Se è fondamentale la formazione del clero e di chi presta il suo servizio all'altare e all'ambone, non meno importante è l'educazione generale dei fedeli affidata ai loro pastori. Abbiamo avuto una sessantina d'anni - dal concilio ecumenico Vaticano II - per attuarla con cura. In alcuni casi, purtroppo, non è mai iniziata o procede a fatica.

Ci soffermiamo ora su un gesto fondante la celebrazione eucaristica, e sulle parole e i canti che lo accompagnano: la distribuzione della comunione. Nelle loro Precisazioni i vescovi italiani ci ricordano che «La piena partecipazione alla Messa si attua e si manifesta con la comunione sacramentale». Circa le modalità, essi ribadiscono: «l fedeli si comunichino abitualmente in piedi, avvicinandosi processionalmente all'altare o al luogo ove si trova il ministro. Il comunicando riceve il pane eucaristico in bocca o sulla mano, come preferisce... Chi lo riceve sulle mani, protese entrambe verso il ministro (la sinistra sopra la destra) ad accogliere con riverenza e rispetto il Corpo di Cristo, lo porterà alla bocca davanti al ministro o spostandosi appena di lato per consentire al fedele che segue di avanzare» (Ordinamento generale del Messale romano, nn. 160-161 e 12).

La pandemia ha suggerito - oltre a queste indicazioni - alcune semplici profilassi (regole igieniche) temporanee. Ne sono nate reazioni diverse che hanno messo in luce le nostre variegate capacità recettive, non sempre guidate da ragionevolezza e rispetto reciproco.

Anche nel caso della "comunione sotto le due specie", le reazioni e i comportamenti non sono stati sempre uniformi e coerentemente controllati. Uno dei motivi va ricercato nella mancata attuazione delle Precisazioni dei Vescovi: «Il vescovo diocesano può permettere la comunione sotto le due specie ogni volta che sembri opportuno al sacerdote al quale è affidata la comunità, dopo una conveniente mistagogia sul valore della partecipazione al calice eucaristico. Tale prassi sia sapientemente promossa così che "grazie alla forma più chiara del segno sacramentale, si ha modo di penetrare più profondamente il mistero al quale i fedeli partecipano"». Ora, la "comunione sotto le due specie" (Ordinamento, nn. 284-287) non è una novità, ma il semplice ritorno alla prassi primitiva e al suo significato autentico: "[Prendete, mangiate... bevete...] il Corpo e il Sangue di Cristo.

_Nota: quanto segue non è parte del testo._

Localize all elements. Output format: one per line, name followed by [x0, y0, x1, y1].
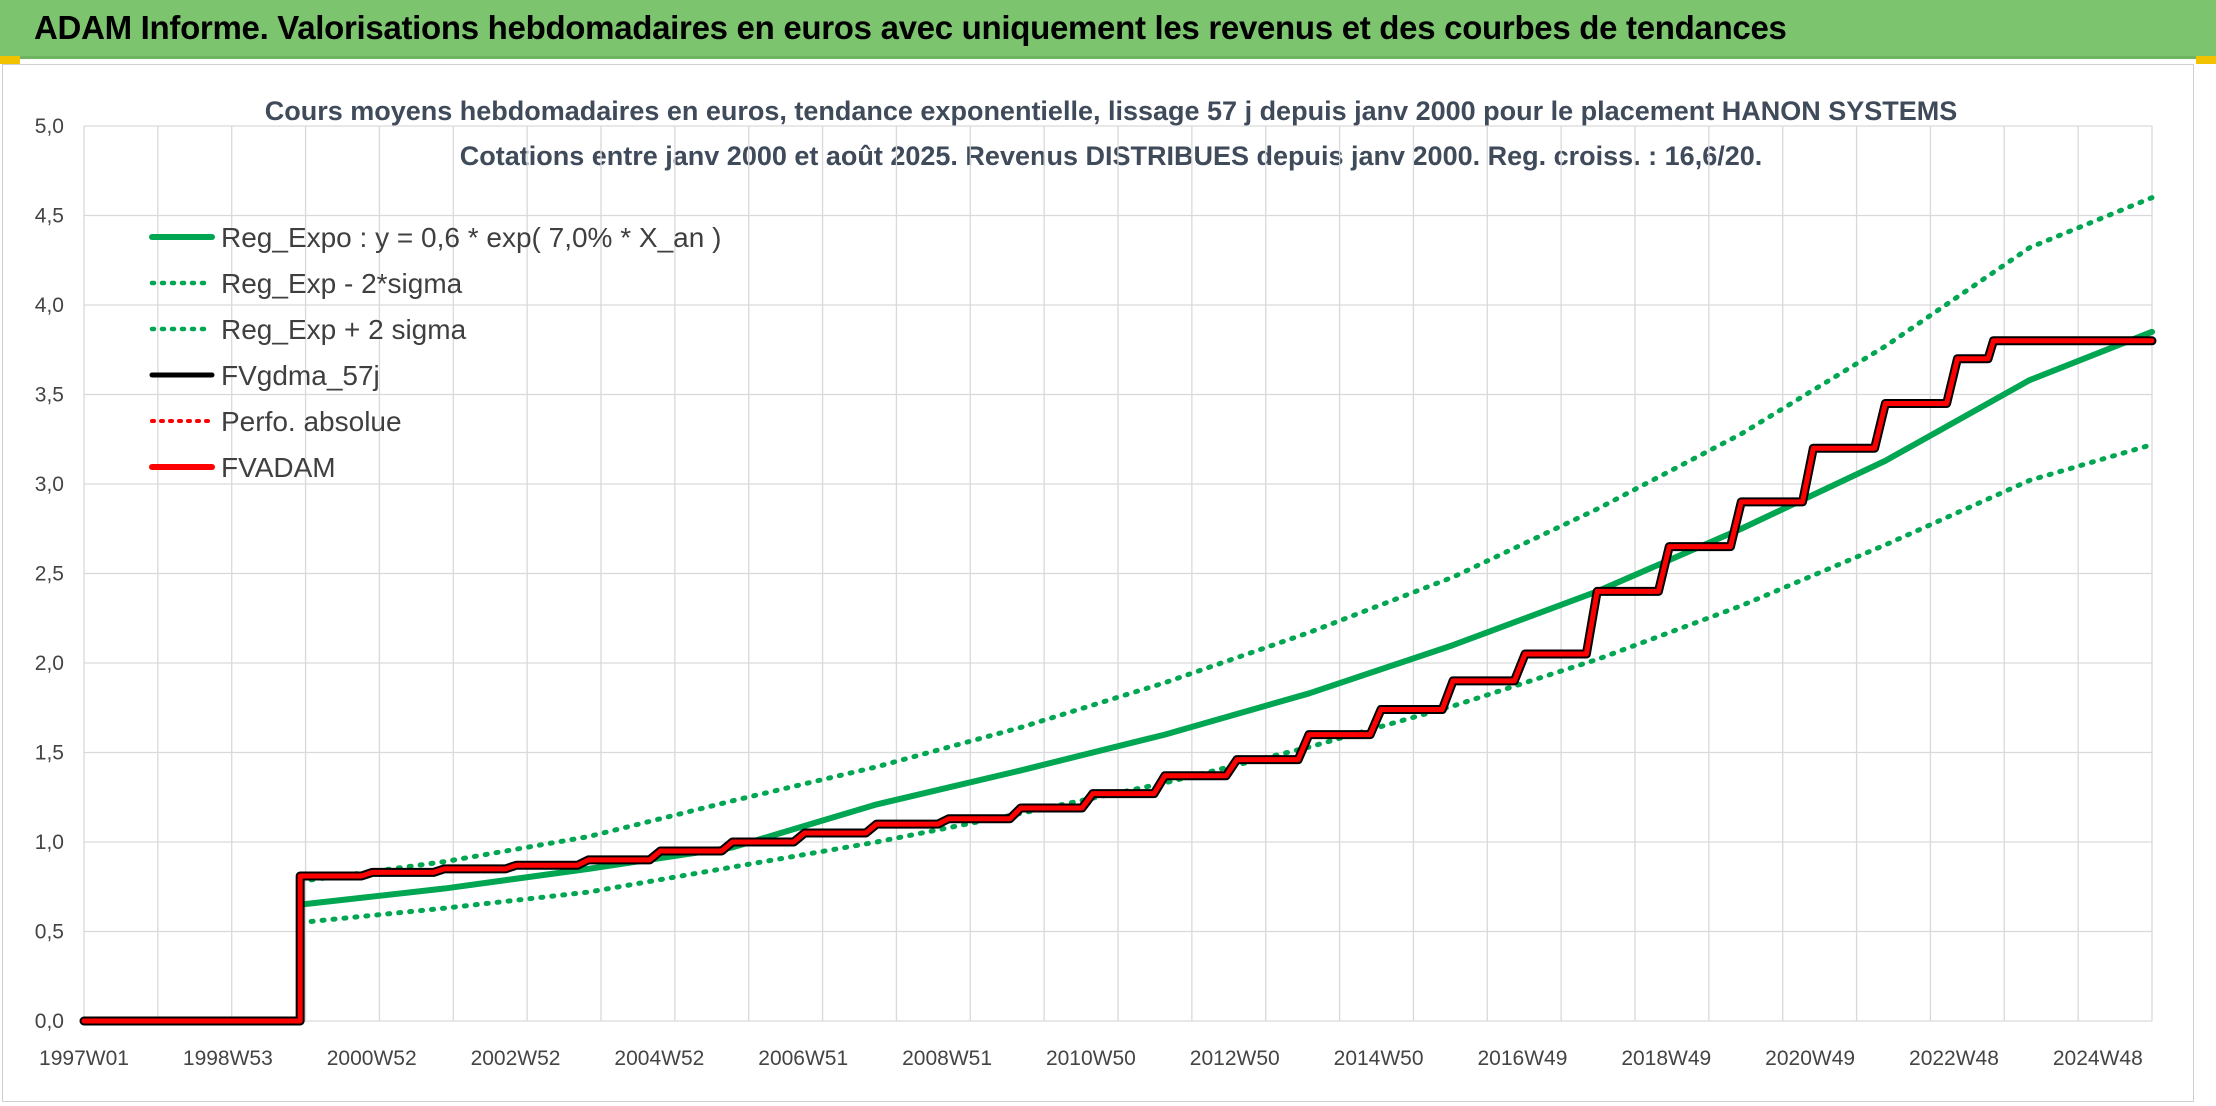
y-tick-label: 3,0 [35, 473, 64, 496]
legend-label: FVgdma_57j [221, 360, 380, 391]
x-tick-label: 2020W49 [1765, 1047, 1855, 1070]
legend: Reg_Expo : y = 0,6 * exp( 7,0% * X_an ) R… [149, 222, 721, 483]
x-tick-label: 2024W48 [2053, 1047, 2143, 1070]
y-tick-label: 1,0 [35, 831, 64, 854]
y-tick-label: 4,5 [35, 205, 64, 228]
y-tick-label: 2,0 [35, 652, 64, 675]
x-tick-label: 2016W49 [1477, 1047, 1567, 1070]
x-tick-label: 2008W51 [902, 1047, 992, 1070]
x-tick-label: 2004W52 [614, 1047, 704, 1070]
y-tick-label: 0,5 [35, 921, 64, 944]
series-line-4 [81, 338, 2155, 1024]
x-tick-label: 1998W53 [183, 1047, 273, 1070]
chart-subtitle: Cotations entre janv 2000 et août 2025. … [460, 141, 1763, 171]
x-tick-label: 1997W01 [39, 1047, 129, 1070]
legend-label: Perfo. absolue [221, 406, 402, 437]
legend-label: Reg_Expo : y = 0,6 * exp( 7,0% * X_an ) [221, 222, 721, 253]
y-tick-label: 2,5 [35, 563, 64, 586]
x-tick-label: 2012W50 [1190, 1047, 1280, 1070]
header-banner: ADAM Informe. Valorisations hebdomadaire… [0, 0, 2216, 59]
y-tick-label: 4,0 [35, 294, 64, 317]
x-tick-label: 2006W51 [758, 1047, 848, 1070]
series-group [79, 195, 2157, 1026]
x-axis: 1997W01 1998W53 2000W52 2002W52 2004W52 2006W… [39, 1047, 2143, 1070]
x-tick-label: 2018W49 [1621, 1047, 1711, 1070]
x-tick-label: 2002W52 [471, 1047, 561, 1070]
y-tick-label: 5,0 [35, 115, 64, 138]
y-tick-label: 3,5 [35, 384, 64, 407]
x-tick-label: 2010W50 [1046, 1047, 1136, 1070]
y-axis: 0,0 0,5 1,0 1,5 2,0 2,5 3,0 3,5 4,0 4,5 5,0 [35, 115, 64, 1033]
corner-mark-left [0, 56, 20, 64]
corner-mark-right [2196, 56, 2216, 64]
page-title: ADAM Informe. Valorisations hebdomadaire… [34, 9, 1787, 46]
x-tick-label: 2000W52 [327, 1047, 417, 1070]
legend-label: Reg_Exp - 2*sigma [221, 268, 463, 299]
x-tick-label: 2014W50 [1334, 1047, 1424, 1070]
legend-label: Reg_Exp + 2 sigma [221, 314, 467, 345]
chart-frame [2, 64, 2194, 1102]
grid [83, 125, 2153, 1022]
y-tick-label: 1,5 [35, 742, 64, 765]
series-line-1 [297, 442, 2155, 926]
series-line-0 [297, 328, 2155, 908]
y-tick-label: 0,0 [35, 1010, 64, 1033]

Amen".

Questo atto e queste parole, tanto semplici e infinitamente ricche, sono accolte e accompagnate dal silenzio della sorpresa accoglienza. Per questo i vescovi insistono: «Dopo la comunione si osservi un breve tempo di silenzio. Non si introducano preghiere devozionali o avvisi». Non è un tempo vuoto da riempire! È di per sé divinamente pieno e traboccante. -

Già nel Messale Romano precedente e ora nel nuovo Messale Romano (p. 995) è presente un Rito per incaricare volta per volta un fedele per la distribuzione dell'Eucaristia. Questo significa che se nella preparazione della celebrazione (si spera ci sia) fosse sfuggito questo particolare, c’è la possibilità di farsi aiutare.